Asymptotic cones of snowflake groups and the strong shortcut property
Christopher H. Cashen, Nima Hoda, Daniel J. Woodhouse
TL;DR
This paper constructs an infinite family of snowflake groups $G_L$ (even $L" lat 6$) that are not virtually nilpotent and have superquadratic Dehn functions, yet all asymptotic cones are simply connected. The authors establish a Loop Subdivision Criterion linking cone simple connectedness to uniformly bounded-area fillings of boundary words, and then develop a detailed fat/skinny analysis of biLipschitz loops. By analyzing geodesics, line intersections, and distortion of powers of $a$, $x$, and $y$, they implement an inductive filling procedure for $K$-biLipschitz loops, decomposing diagrams into central regions, enfilades, and branching regions, and filling each piece with carefully bounded area/mesh. The results yield that all asymptotic cones of $G_L$ are simply connected, while some asymptotic cone contains an isometrically embedded circle, showing that simple connectivity does not imply the strong shortcut property for Cayley graphs.
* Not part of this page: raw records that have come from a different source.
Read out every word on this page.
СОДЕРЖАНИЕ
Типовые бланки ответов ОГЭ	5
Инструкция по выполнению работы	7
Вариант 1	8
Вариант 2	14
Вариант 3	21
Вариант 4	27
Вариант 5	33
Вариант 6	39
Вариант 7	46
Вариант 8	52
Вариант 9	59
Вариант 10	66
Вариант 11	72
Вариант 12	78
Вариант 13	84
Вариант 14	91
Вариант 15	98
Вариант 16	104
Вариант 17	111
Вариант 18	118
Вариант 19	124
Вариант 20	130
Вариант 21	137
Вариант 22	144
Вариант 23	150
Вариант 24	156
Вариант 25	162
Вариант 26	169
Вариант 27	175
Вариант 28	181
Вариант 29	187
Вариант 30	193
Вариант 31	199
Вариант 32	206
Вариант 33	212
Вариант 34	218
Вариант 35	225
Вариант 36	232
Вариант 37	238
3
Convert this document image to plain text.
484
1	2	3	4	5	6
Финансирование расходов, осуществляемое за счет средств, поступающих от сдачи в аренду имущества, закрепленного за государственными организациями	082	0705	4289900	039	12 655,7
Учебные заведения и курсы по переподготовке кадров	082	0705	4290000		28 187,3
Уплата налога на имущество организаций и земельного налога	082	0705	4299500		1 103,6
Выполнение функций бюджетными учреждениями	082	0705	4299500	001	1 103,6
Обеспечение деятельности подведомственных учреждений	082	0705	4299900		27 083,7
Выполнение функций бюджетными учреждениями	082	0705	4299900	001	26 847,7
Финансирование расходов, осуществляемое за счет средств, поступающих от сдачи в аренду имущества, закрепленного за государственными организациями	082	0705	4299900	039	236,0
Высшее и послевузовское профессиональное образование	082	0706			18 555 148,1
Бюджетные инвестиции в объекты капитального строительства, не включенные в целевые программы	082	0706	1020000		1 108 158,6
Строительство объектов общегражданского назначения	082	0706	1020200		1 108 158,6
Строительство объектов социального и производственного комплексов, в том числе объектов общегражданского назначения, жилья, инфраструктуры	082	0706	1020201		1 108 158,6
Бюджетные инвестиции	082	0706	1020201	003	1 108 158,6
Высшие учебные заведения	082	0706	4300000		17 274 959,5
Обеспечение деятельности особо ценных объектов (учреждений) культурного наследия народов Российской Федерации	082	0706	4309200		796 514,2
The work thus provides the first counterexamples separating asymptotic-cone simple connectivity from strong shortcut behavior in groups and raises open questions about the generating-set dependence of strong shortcut and related coarse-geometric phenomena.
Abstract
We exhibit an infinite family of snowflake groups all of whose asymptotic cones are simply connected. Our groups have neither polynomial growth nor quadratic Dehn function, the two usual sources of this phenomenon. We further show that each of our groups has an asymptotic cone containing an isometrically embedded circle or, equivalently, has a Cayley graph that is not strongly shortcut. These are the first examples of groups whose asymptotic cones contain `metrically nontrivial' loops but no topologically nontrivial ones.